Markov chain Monte Carlo methods for hierarchical clustering of dynamic causal models

In this article, we address technical difficulties that arise when applying Markov chain Monte Carlo (MCMC) to hierarchical models designed to perform clustering in the space of latent parameters of subject-wise generative models. Specifically, we focus on the case where the subject-wise generative model is a dynamic causal model (DCM) for functional magnetic resonance imaging (fMRI) and clusters are defined in terms of effective brain connectivity.
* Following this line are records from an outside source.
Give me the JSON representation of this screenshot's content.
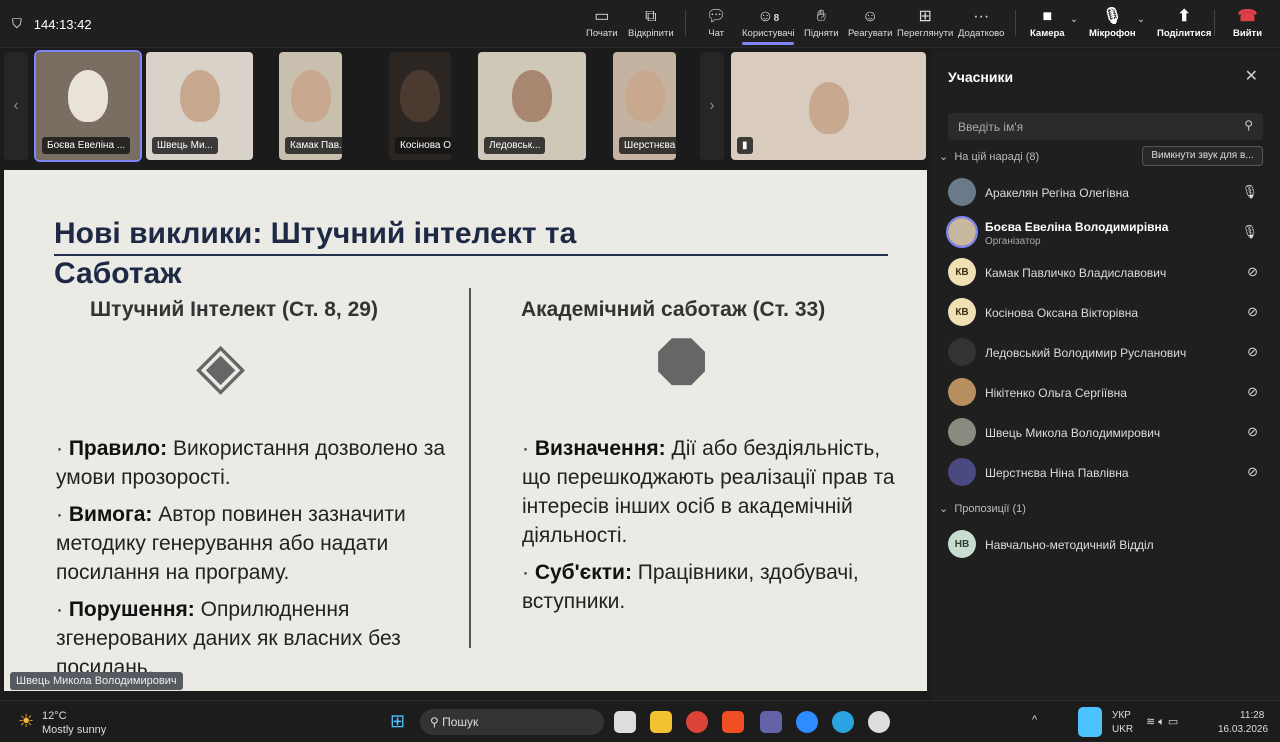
{
  "topbar": {
    "timer": "144:13:42",
    "buttons": [
      {
        "label": "Почати",
        "icon": "share-screen-icon"
      },
      {
        "label": "Відкріпити",
        "icon": "popout-icon"
      },
      {
        "label": "Чат",
        "icon": "chat-icon"
      },
      {
        "label": "Користувачі",
        "icon": "people-icon",
        "badge": "8"
      },
      {
        "label": "Підняти",
        "icon": "raise-hand-icon"
      },
      {
        "label": "Реагувати",
        "icon": "react-icon"
      },
      {
        "label": "Переглянути",
        "icon": "view-icon"
      },
      {
        "label": "Додатково",
        "icon": "more-icon"
      },
      {
        "label": "Камера",
        "icon": "camera-icon"
      },
      {
        "label": "Мікрофон",
        "icon": "mic-icon"
      },
      {
        "label": "Поділитися",
        "icon": "share-icon"
      },
      {
        "label": "Вийти",
        "icon": "leave-icon"
      }
    ]
  },
  "tiles": [
    "Боєва Евеліна ...",
    "Швець Ми...",
    "Камак Пав...",
    "Косінова О...",
    "Ледовськ...",
    "Шерстнєва..."
  ],
  "slide": {
    "title1": "Нові виклики: Штучний інтелект та",
    "title2": "Саботаж",
    "left_heading": "Штучний Інтелект (Ст. 8, 29)",
    "right_heading": "Академічний саботаж (Ст. 33)",
    "left": [
      {
        "k": "Правило:",
        "v": " Використання дозволено за умови прозорості."
      },
      {
        "k": "Вимога:",
        "v": " Автор повинен зазначити методику генерування або надати посилання на програму."
      },
      {
        "k": "Порушення:",
        "v": " Оприлюднення згенерованих даних як власних без посилань."
      }
    ],
    "right": [
      {
        "k": "Визначення:",
        "v": " Дії або бездіяльність, що перешкоджають реалізації прав та інтересів інших осіб в академічній діяльності."
      },
      {
        "k": "Суб'єкти:",
        "v": " Працівники, здобувачі, вступники."
      }
    ],
    "speaker": "Швець Микола Володимирович"
  },
  "panel": {
    "title": "Учасники",
    "search_placeholder": "Введіть ім'я",
    "in_meeting": "На цій нараді (8)",
    "mute_all": "Вимкнути звук для в...",
    "people": [
      {
        "name": "Аракелян Регіна Олегівна",
        "initials": "",
        "mic": "on"
      },
      {
        "name": "Боєва Евеліна Володимирівна",
        "role": "Організатор",
        "initials": "",
        "mic": "on"
      },
      {
        "name": "Камак Павличко Владиславович",
        "initials": "КВ",
        "mic": "off"
      },
      {
        "name": "Косінова Оксана Вікторівна",
        "initials": "КВ",
        "mic": "off"
      },
      {
        "name": "Ледовський Володимир Русланович",
        "initials": "",
        "mic": "off"
      },
      {
        "name": "Нікітенко Ольга Сергіївна",
        "initials": "",
        "mic": "off"
      },
      {
        "name": "Швець Микола Володимирович",
        "initials": "",
        "mic": "off"
      },
      {
        "name": "Шерстнєва Ніна Павлівна",
        "initials": "",
        "mic": "off"
      }
    ],
    "suggestions": "Пропозиції (1)",
    "suggested": {
      "name": "Навчально-методичний Відділ",
      "initials": "НВ"
    }
  },
  "taskbar": {
    "temp": "12°C",
    "weather": "Mostly sunny",
    "search": "Пошук",
    "lang1": "УКР",
    "lang2": "UKR",
    "time": "11:28",
    "date": "16.03.2026"
  }
}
While an attractive approach for detecting mechanistically interpretable subgroups in heterogeneous populations, inverting such a hierarchical model represents a particularly challenging case, since DCM is often characterized by high posterior correlations between its parameters. In this context, standard MCMC schemes exhibit poor performance and extremely slow convergence. In this article, we investigate the properties of hierarchical clustering which lead to the observed failure of standard MCMC schemes and propose a solution designed to improve convergence but preserve computational complexity. Specifically, we introduce a class of proposal distributions which aims to capture the interdependencies between the parameters of the clustering and subject-wise generative models and helps to reduce random walk behaviour of the MCMC scheme. Critically, these proposal distributions only introduce a single hyperparameter that needs to be tuned to achieve good performance. For validation, we apply our proposed solution to synthetic and real-world datasets and also compare it, in terms of computational complexity and performance, to Hamiltonian Monte Carlo (HMC), a state-of-the-art Monte Carlo technique. Our results indicate that, for the specific application domain considered here, our proposed solution shows good convergence performance and superior runtime compared to HMC.